Tu sais que ce n’est pas une campagne comme les autres quand tu écris deux versions de courriel en vue d’une diffusion le lendemain, et qu’elles portent les noms « version flagellé » et « version non flagellé », sur le serveur interne…

Quand chaque jeudi soir pendant des semaines, tu te surprends à implorer une force suprême au moment de t’endormir, si elle existe, pour que ça n’arrive pas de nouveau.

Quand systématiquement, chaque vendredi matin, la première chose que tu fais est d’aller voir si cet homme a été épargné.

Quand tu passes ton dimanche soir à rafraîchir la page d’accueil du microsite pendant le passage de sa femme à Tout le monde en parle, alors que le compteur de signatures grimpe de 50 toutes les minutes.

Quand tu textes une collègue et qu’elle est en train de faire la même chose, mais qu’il faut arrêter pour ne pas faire planter le site, vu l’ampleur du trafic.

Quand il faut changer Harper pour Trudeau dans les textes, avec l’espoir que cette fois, ça bougera plus vite.

Quand toute l’équipe attend les directives du client, après un communiqué de l’Arabie saoudite se disant irritée par la mobilisation québécoise.

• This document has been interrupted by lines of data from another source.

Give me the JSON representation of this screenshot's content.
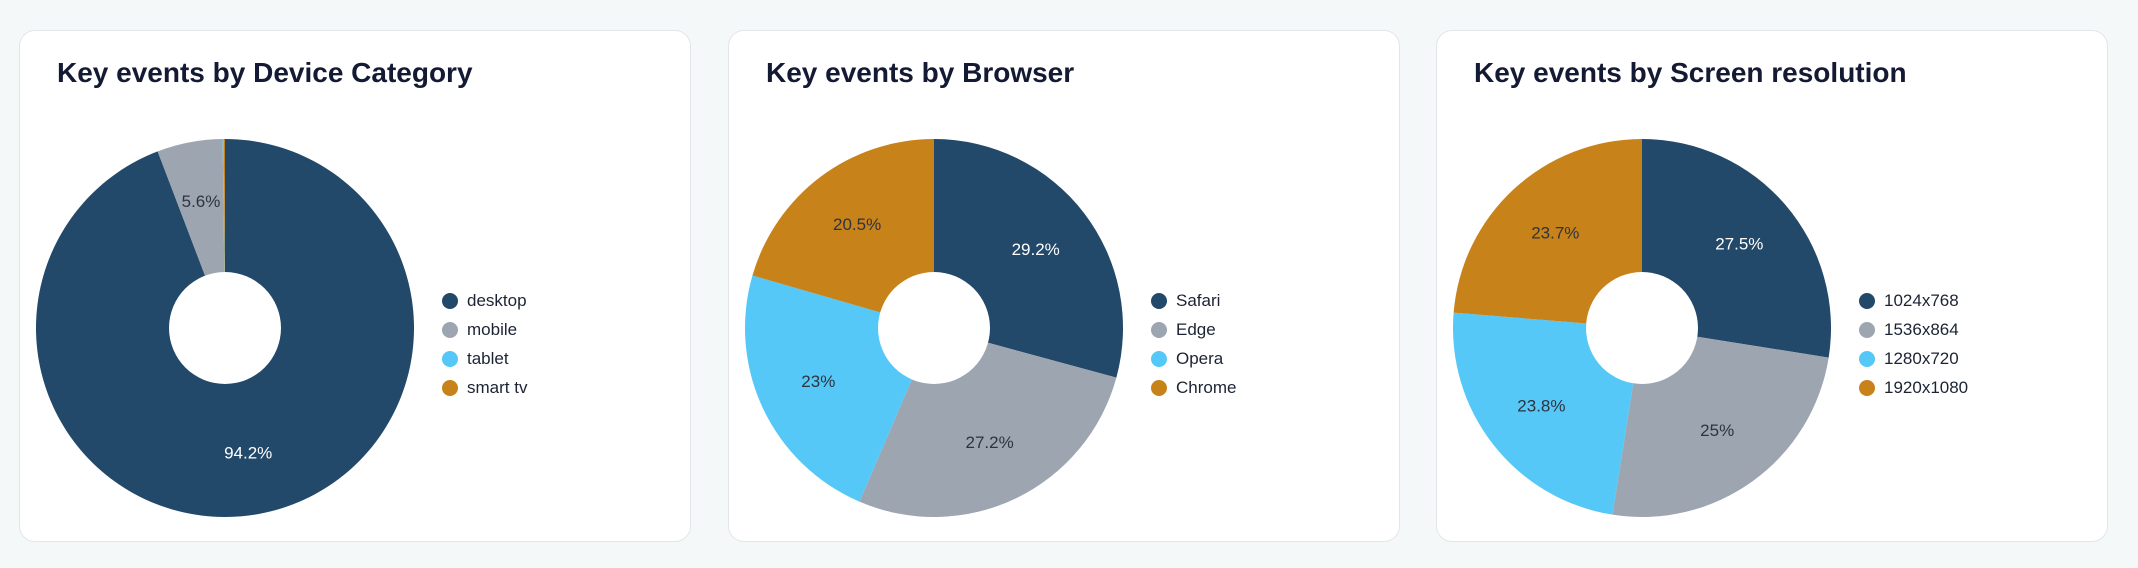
{
  "chart_data": [
    {
      "type": "pie",
      "title": "Key events by Device Category",
      "categories": [
        "desktop",
        "mobile",
        "tablet",
        "smart tv"
      ],
      "values": [
        94.2,
        5.6,
        0.1,
        0.1
      ],
      "labels": [
        "94.2%",
        "5.6%",
        "",
        ""
      ],
      "colors": [
        "#22486a",
        "#9ca5b0",
        "#55c8f7",
        "#c8821a"
      ],
      "label_colors": [
        "#ffffff",
        "#2d3440",
        "#2d3440",
        "#2d3440"
      ],
      "legend_position": "right"
    },
    {
      "type": "pie",
      "title": "Key events by Browser",
      "categories": [
        "Safari",
        "Edge",
        "Opera",
        "Chrome"
      ],
      "values": [
        29.2,
        27.2,
        23,
        20.5
      ],
      "labels": [
        "29.2%",
        "27.2%",
        "23%",
        "20.5%"
      ],
      "colors": [
        "#22486a",
        "#9ca5b0",
        "#55c8f7",
        "#c8821a"
      ],
      "label_colors": [
        "#ffffff",
        "#2d3440",
        "#2d3440",
        "#2d3440"
      ],
      "legend_position": "right"
    },
    {
      "type": "pie",
      "title": "Key events by Screen resolution",
      "categories": [
        "1024x768",
        "1536x864",
        "1280x720",
        "1920x1080"
      ],
      "values": [
        27.5,
        25,
        23.8,
        23.7
      ],
      "labels": [
        "27.5%",
        "25%",
        "23.8%",
        "23.7%"
      ],
      "colors": [
        "#22486a",
        "#9ca5b0",
        "#55c8f7",
        "#c8821a"
      ],
      "label_colors": [
        "#ffffff",
        "#2d3440",
        "#2d3440",
        "#2d3440"
      ],
      "legend_position": "right"
    }
  ]
}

Quand même les gars du web t’avouent avoir versé une larme en regardant cette vidéo du fils qui écrit à son père, « Ton petit Doudi », copie conforme à 10 ans.

Quand un matin, ils t’apprennent que le prochain courriel sera envoyé à 100 000 personnes, et que vous avez tous un peu chaud.

Quand à l’annonce d’un possible avancement dans le dossier, tu imagines déjà le jour où tu te rendras à l’aéroport de Montréal pour l’accueillir, avec autant de collègues que l’auto pourra contenir.

Quand pendant une rencontre de démarrage, tu souris en entendant dire « la gang à Raif », pour parler des sympathisants signataires…

Tu sais que cette campagne ne sera jamais vraiment finie, du moins tant qu’il ne sera pas libéré et rapatrié auprès de sa femme et de ses enfants qui l’attendent à Sherbrooke. Et que même si nous n’avons pas encore gagné, une chose merveilleuse s’est passée. Aujourd’hui, 82 000 Québécois connaissent un blogueur saoudien injustement emprisonné à l’autre bout du monde. Ils l’appellent même par son petit nom, comme un ami, et attendent avec impatience le jour où il rentrera à la maison pour reprendre sa vie là où il l’a laissée.

Mais cette fois, ici. Chez lui.

Le 5 mai dernier, JE SUIS RAIF remportait le prix Flèches d’or 2016 pour la meilleure campagne Médias sociaux, toutes catégories confondues. Mise en ligne en un temps record, cette campagne de mobilisation réalisée pour Amnistie internationale a couru sur plus de neuf mois.